Catastrophizing means just what it sounds like – thinking something is a catastrophe when in actuality it is something you have sufficient resources to deal with without excessive damage. You may panic when the stock market goes down, even though you won’t need the money for 30 years. You may think every ache and pain is a sign of a serious illness or you may think that if you don’t get a promotion you are going to get fired. Catastrophizing makes upsetting things worse and creates states of worry and panic that keep you up at night.
What to do
Ask yourself whether you could survive if the negative event did happen. Think about the personal qualities and resources you have to cope. Think about the people in your life who care about you and could help you get through it. Think about past situations where you have been resilient.
5. Not paying attention to safety signals
Safety signals are signs that a situation is less dangerous than it could be, that you are protected, or that a danger is over. For example, if you were criticized for speaking up as a child, you may fail to notice that your partner actually listens to you without judgment. If you are scared of getting into a car accident, you may not notice that your partner is actually a skilled and alert driver. You may, without evidence, distrust a partner who has never lied to you and acts with integrity in day to day life. You may fear swimming in the ocean because you almost drowned when you were 9, even though you are an adult now and the ocean is calm. There are parts of your brain that are designed to detect signals of safety or danger but these may not be working properly if you have an anxiety disorder.
What to do
Consciously pay attention to those aspects of a situation that help you feel safer. Think about your own ability to keep yourself safe. Think about whether a past trauma or stressful past experience is influencing your response to the current situation. Think about what is different now than before that makes it safer (e.g., you are an adult and can make healthy choices and set boundaries).
When you feel anxious, you may get an uncomfortable feeling in your chest, throat, or stomach and your thoughts might be highly distressing and unpleasant. As a result, you may begin to avoid things that make you anxious. You may take a pill when you have only a small amount of discomfort because you fear being in pain. You may avoid dating because you are scared of being rejected. You may not speak up in meetings because you fear people will think you are stupid. The problem with avoidance is that it is reinforced in the moment. When you make the decision not to try, you start to feel relief and your body calms down. But avoidance makes anxiety worse in the long run because you never learn that the feared result won’t happen. Your discomfort won’t turn into severe pain. You can withstand rejection and move onto the next person. Or your colleagues may react very positively to your ideas.
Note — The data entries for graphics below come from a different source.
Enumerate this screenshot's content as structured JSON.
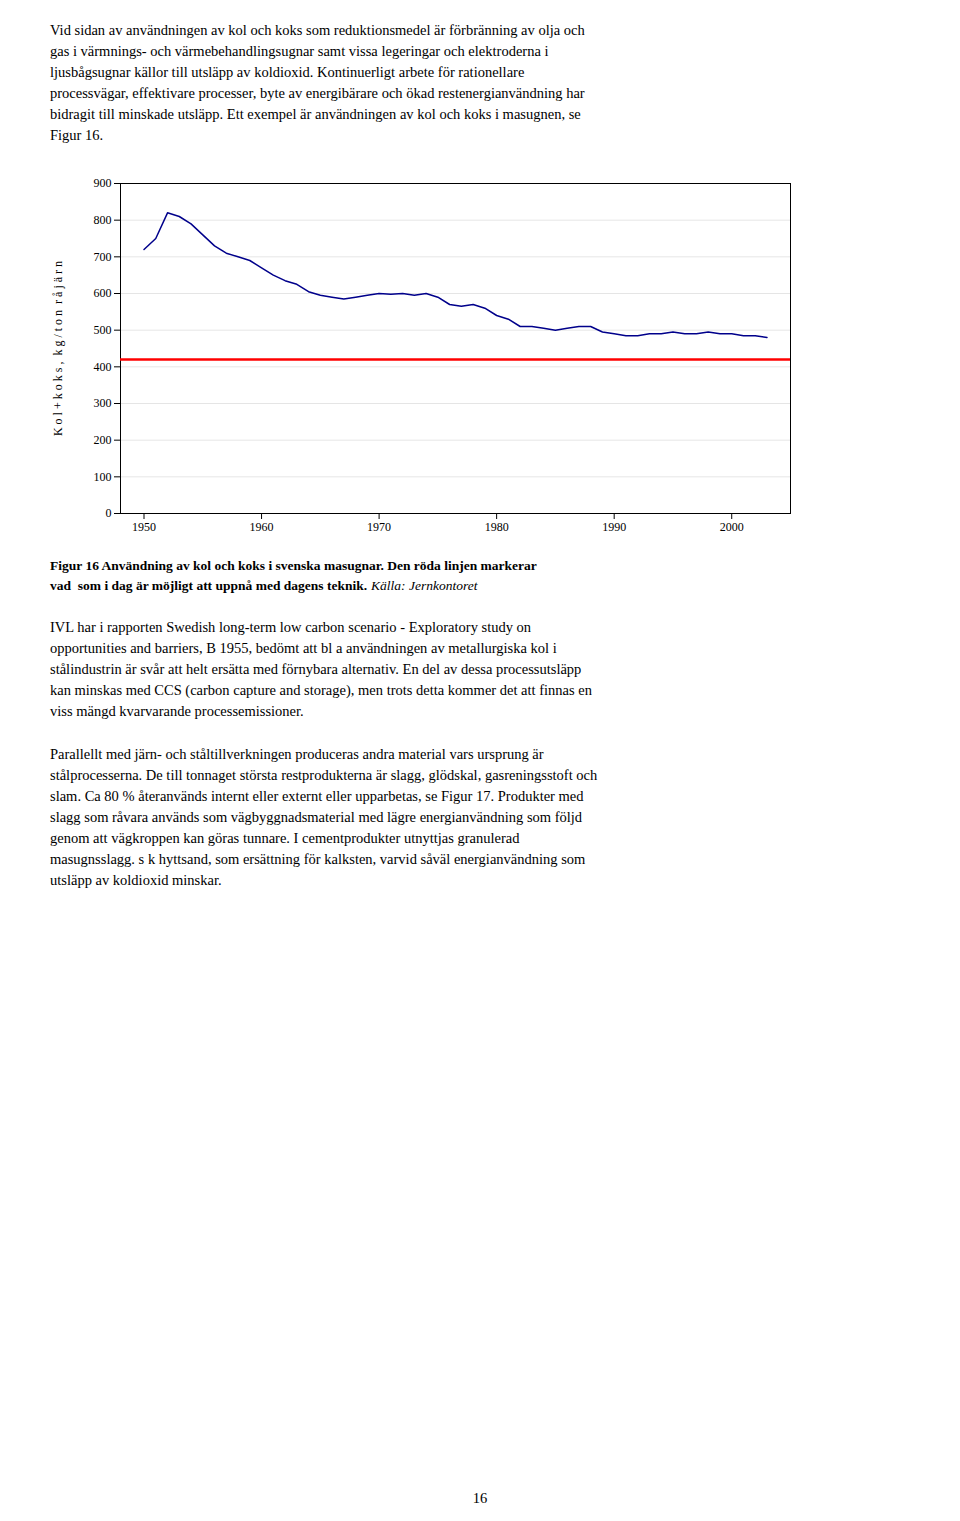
{
  "chart_data": {
    "type": "line",
    "caption": "Figur 16 Användning av kol och koks i svenska masugnar. Den röda linjen markerar\nvad  som i dag är möjligt att uppnå med dagens teknik.",
    "source": "Källa: Jernkontoret",
    "ylabel": "K o l + k o k s ,  k g / t o n  r å j ä r n",
    "x": [
      1950,
      1951,
      1952,
      1953,
      1954,
      1955,
      1956,
      1957,
      1958,
      1959,
      1960,
      1961,
      1962,
      1963,
      1964,
      1965,
      1966,
      1967,
      1968,
      1969,
      1970,
      1971,
      1972,
      1973,
      1974,
      1975,
      1976,
      1977,
      1978,
      1979,
      1980,
      1981,
      1982,
      1983,
      1984,
      1985,
      1986,
      1987,
      1988,
      1989,
      1990,
      1991,
      1992,
      1993,
      1994,
      1995,
      1996,
      1997,
      1998,
      1999,
      2000,
      2001,
      2002,
      2003
    ],
    "values": [
      720,
      750,
      820,
      810,
      790,
      760,
      730,
      710,
      700,
      690,
      670,
      650,
      635,
      625,
      605,
      595,
      590,
      585,
      590,
      595,
      600,
      598,
      600,
      595,
      600,
      590,
      570,
      565,
      570,
      560,
      540,
      530,
      510,
      510,
      505,
      500,
      505,
      510,
      510,
      495,
      490,
      485,
      485,
      490,
      490,
      495,
      490,
      490,
      495,
      490,
      490,
      485,
      485,
      480
    ],
    "color": "#00008B",
    "xlim": [
      1948,
      2005
    ],
    "xticks": [
      1950,
      1960,
      1970,
      1980,
      1990,
      2000
    ],
    "ylim": [
      0,
      900
    ],
    "yticks": [
      0,
      100,
      200,
      300,
      400,
      500,
      600,
      700,
      800,
      900
    ],
    "grid": true,
    "reference_line": {
      "y": 420,
      "color": "#FF0000"
    }
  },
  "text_before": "Vid sidan av användningen av kol och koks som reduktionsmedel är förbränning av olja och\ngas i värmnings- och värmebehandlingsugnar samt vissa legeringar och elektroderna i\nljusbågsugnar källor till utsläpp av koldioxid. Kontinuerligt arbete för rationellare\nprocessvägar, effektivare processer, byte av energibärare och ökad restenergianvändning har\nbidragit till minskade utsläpp. Ett exempel är användningen av kol och koks i masugnen, se\nFigur 16.",
  "text_after": [
    "IVL har i rapporten Swedish long-term low carbon scenario - Exploratory study on\nopportunities and barriers, B 1955, bedömt att bl a användningen av metallurgiska kol i\nstålindustrin är svår att helt ersätta med förnybara alternativ. En del av dessa processutsläpp\nkan minskas med CCS (carbon capture and storage), men trots detta kommer det att finnas en\nviss mängd kvarvarande processemissioner.",
    "Parallellt med järn- och ståltillverkningen produceras andra material vars ursprung är\nstålprocesserna. De till tonnaget största restprodukterna är slagg, glödskal, gasreningsstoft och\nslam. Ca 80 % återanvänds internt eller externt eller upparbetas, se Figur 17. Produkter med\nslagg som råvara används som vägbyggnadsmaterial med lägre energianvändning som följd\ngenom att vägkroppen kan göras tunnare. I cementprodukter utnyttjas granulerad\nmasugnsslagg. s k hyttsand, som ersättning för kalksten, varvid såväl energianvändning som\nutsläpp av koldioxid minskar."
  ],
  "page_number": "16"
}
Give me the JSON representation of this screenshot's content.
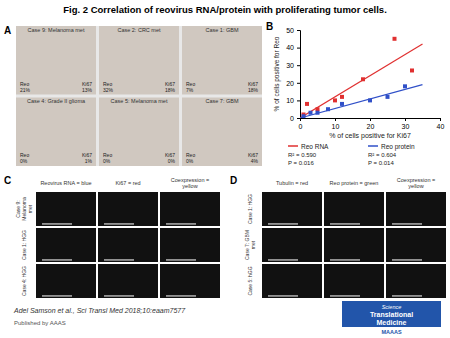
{
  "chart_data": {
    "type": "scatter",
    "title": "Fig. 2 Correlation of reovirus RNA/protein with proliferating tumor cells.",
    "x_label": "% of cells positive for Ki67",
    "y_label": "% of cells positive for Reo",
    "xlim": [
      0,
      40
    ],
    "ylim": [
      0,
      50
    ],
    "xticks": [
      0,
      10,
      20,
      30,
      40
    ],
    "yticks": [
      0,
      10,
      20,
      30,
      40,
      50
    ],
    "grid": false,
    "legend": "bottom",
    "series": [
      {
        "name": "Reo RNA",
        "color": "#e03030",
        "marker": "square",
        "x": [
          1,
          2,
          5,
          10,
          12,
          18,
          27,
          32
        ],
        "values": [
          2,
          8,
          5,
          10,
          12,
          22,
          45,
          27
        ],
        "fit_x": [
          0,
          35
        ],
        "fit_values": [
          0,
          42
        ],
        "stats": [
          "R² = 0.590",
          "P = 0.016"
        ]
      },
      {
        "name": "Reo protein",
        "color": "#3050c8",
        "marker": "square",
        "x": [
          1,
          3,
          5,
          8,
          12,
          20,
          25,
          30
        ],
        "values": [
          1,
          3,
          3,
          5,
          8,
          10,
          12,
          18
        ],
        "fit_x": [
          0,
          35
        ],
        "fit_values": [
          0,
          19
        ],
        "stats": [
          "R² = 0.604",
          "P = 0.014"
        ]
      }
    ],
    "panel_labels": [
      "A",
      "B",
      "C",
      "D"
    ],
    "panel_A": {
      "color": "#e8e8e8",
      "cell_color": "#d0c8c0",
      "cells": [
        {
          "title": "Case 9: Melanoma met",
          "labels": [
            "Reo\n21%",
            "Ki67\n13%"
          ]
        },
        {
          "title": "Case 2: CRC met",
          "labels": [
            "Reo\n32%",
            "Ki67\n18%"
          ]
        },
        {
          "title": "Case 1: GBM",
          "labels": [
            "Reo\n7%",
            "Ki67\n18%"
          ]
        },
        {
          "title": "Case 4: Grade II glioma",
          "labels": [
            "Reo\n0%",
            "Ki67\n1%"
          ]
        },
        {
          "title": "Case 5: Melanoma met",
          "labels": [
            "Reo\n0%",
            "Ki67\n0%"
          ]
        },
        {
          "title": "Case 7: GBM",
          "labels": [
            "Reo\n0%",
            "Ki67\n4%"
          ]
        }
      ]
    },
    "panel_C": {
      "color": "#111111",
      "columns": [
        "Reovirus RNA = blue",
        "Ki67 = red",
        "Coexpression =\nyellow"
      ],
      "rows": [
        "Case 9:\nMelanoma\nmet",
        "Case 1: HGG",
        "Case 4: HGG"
      ]
    },
    "panel_D": {
      "color": "#111111",
      "columns": [
        "Tubulin = red",
        "Reo protein = green",
        "Coexpression =\nyellow"
      ],
      "rows": [
        "Case 1: HGG",
        "Case 7: GBM\nmet",
        "Case 5: hGG"
      ]
    },
    "citation": "Adel Samson et al., Sci Transl Med 2018;10:eaam7577",
    "published": "Published by AAAS",
    "logo": {
      "color": "#2255aa",
      "lines": [
        "Science",
        "Translational",
        "Medicine"
      ],
      "bar": "MAAAS"
    }
  }
}
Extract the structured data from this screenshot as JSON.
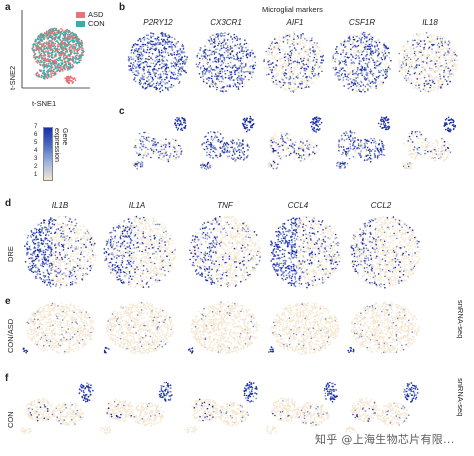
{
  "panels": {
    "a": {
      "letter": "a",
      "legend": [
        {
          "label": "ASD",
          "color": "#e8737a"
        },
        {
          "label": "CON",
          "color": "#34b0a8"
        }
      ],
      "xaxis": "t-SNE1",
      "yaxis": "t-SNE2",
      "colorbar": {
        "label": "Gene\nexpression",
        "ticks": [
          "7",
          "6",
          "5",
          "4",
          "3",
          "2",
          "1"
        ]
      }
    },
    "b": {
      "letter": "b",
      "title": "Microglial markers",
      "genes": [
        "P2RY12",
        "CX3CR1",
        "AIF1",
        "CSF1R",
        "IL18"
      ]
    },
    "c": {
      "letter": "c"
    },
    "d": {
      "letter": "d",
      "genes": [
        "IL1B",
        "IL1A",
        "TNF",
        "CCL4",
        "CCL2"
      ],
      "row_label": "DRE"
    },
    "e": {
      "letter": "e",
      "row_label": "CON/ASD",
      "side_label": "snRNA-seq"
    },
    "f": {
      "letter": "f",
      "row_label": "CON",
      "side_label": "snRNA-seq"
    }
  },
  "colors": {
    "high": "#1a2fa8",
    "mid": "#6f86cc",
    "low": "#f5e6cf",
    "asd": "#e8737a",
    "con": "#34b0a8"
  },
  "watermark": "知乎 @上海生物芯片有限..."
}
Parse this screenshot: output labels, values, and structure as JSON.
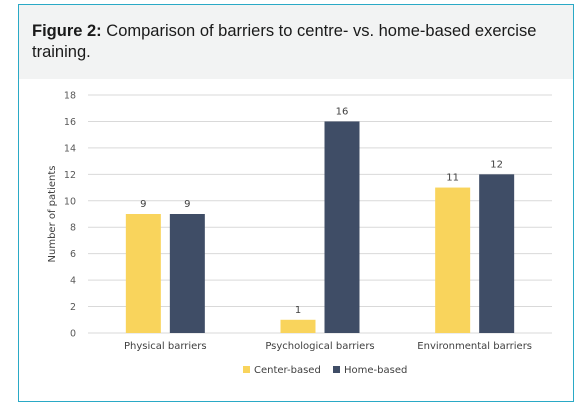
{
  "caption": {
    "label": "Figure 2:",
    "text": "Comparison of barriers to centre- vs. home-based exercise training."
  },
  "chart_data": {
    "type": "bar",
    "categories": [
      "Physical barriers",
      "Psychological barriers",
      "Environmental barriers"
    ],
    "series": [
      {
        "name": "Center-based",
        "values": [
          9,
          1,
          11
        ],
        "color": "#f9d45c"
      },
      {
        "name": "Home-based",
        "values": [
          9,
          16,
          12
        ],
        "color": "#3f4d66"
      }
    ],
    "title": "",
    "xlabel": "",
    "ylabel": "Number of patients",
    "ylim": [
      0,
      18
    ],
    "yticks": [
      0,
      2,
      4,
      6,
      8,
      10,
      12,
      14,
      16,
      18
    ],
    "grid": true,
    "data_labels": true,
    "legend_position": "bottom"
  }
}
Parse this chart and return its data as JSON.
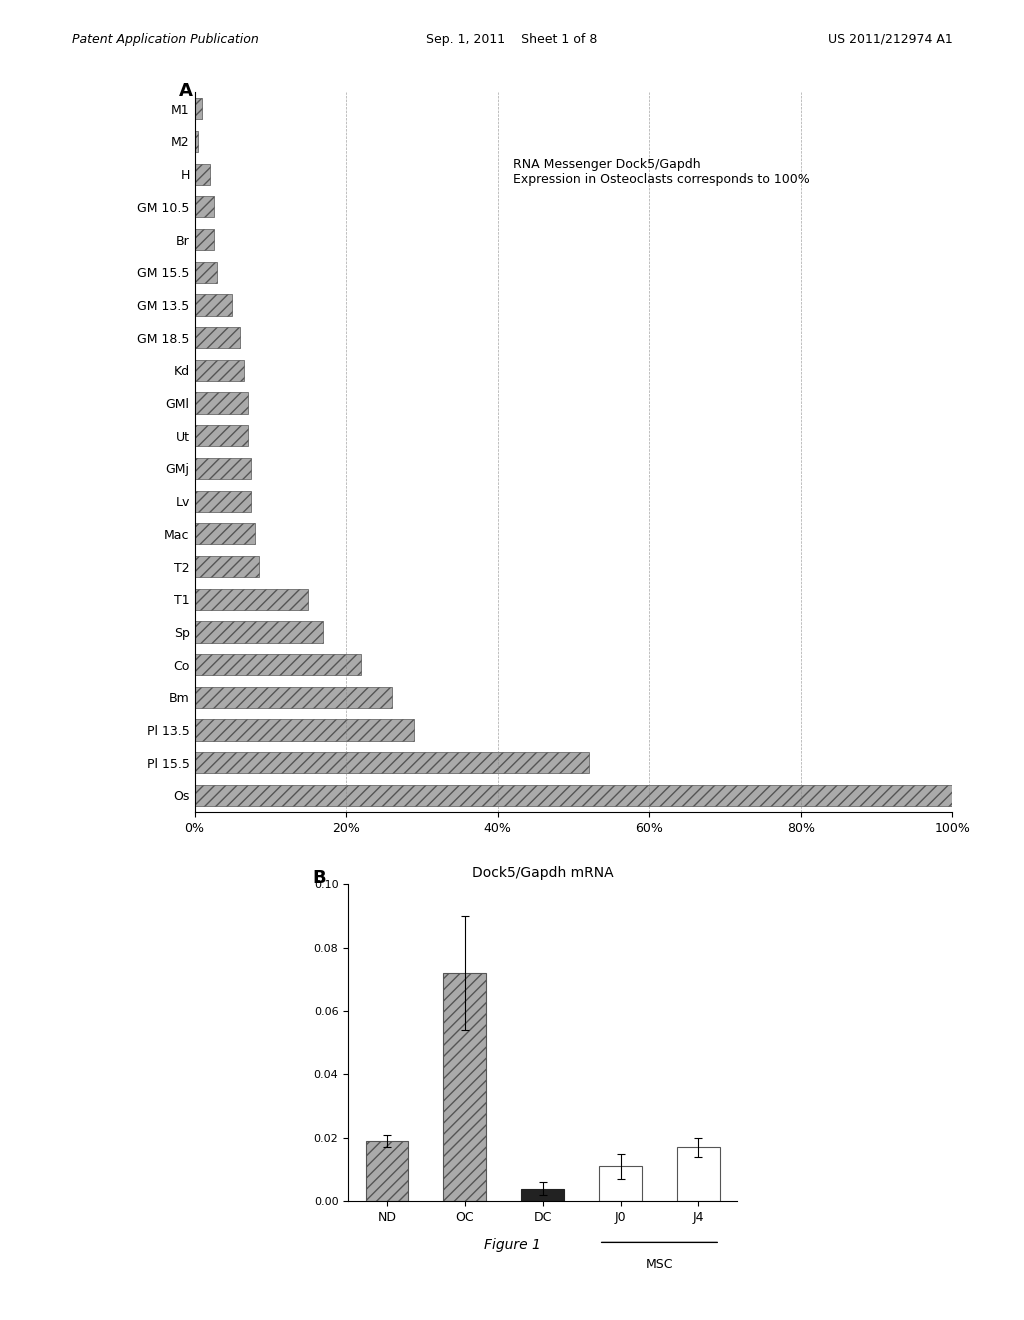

But if you don’t take a risk, you will never learn that what you think is dangerous is actually manageable.
What to do
Make a plan to confront the things you fear. If you like, you can start with something easier like speaking up to your partner and work your way up to confronting the nasty neighbor. The best way out of an anxiety-provoking situation is through! When you confront what you fear, your fear will go down and your confidence and skills will improve. Over time, you will begin to see the situation as less dangerous and to learn you can tolerate feeling anxiety in service of your goals.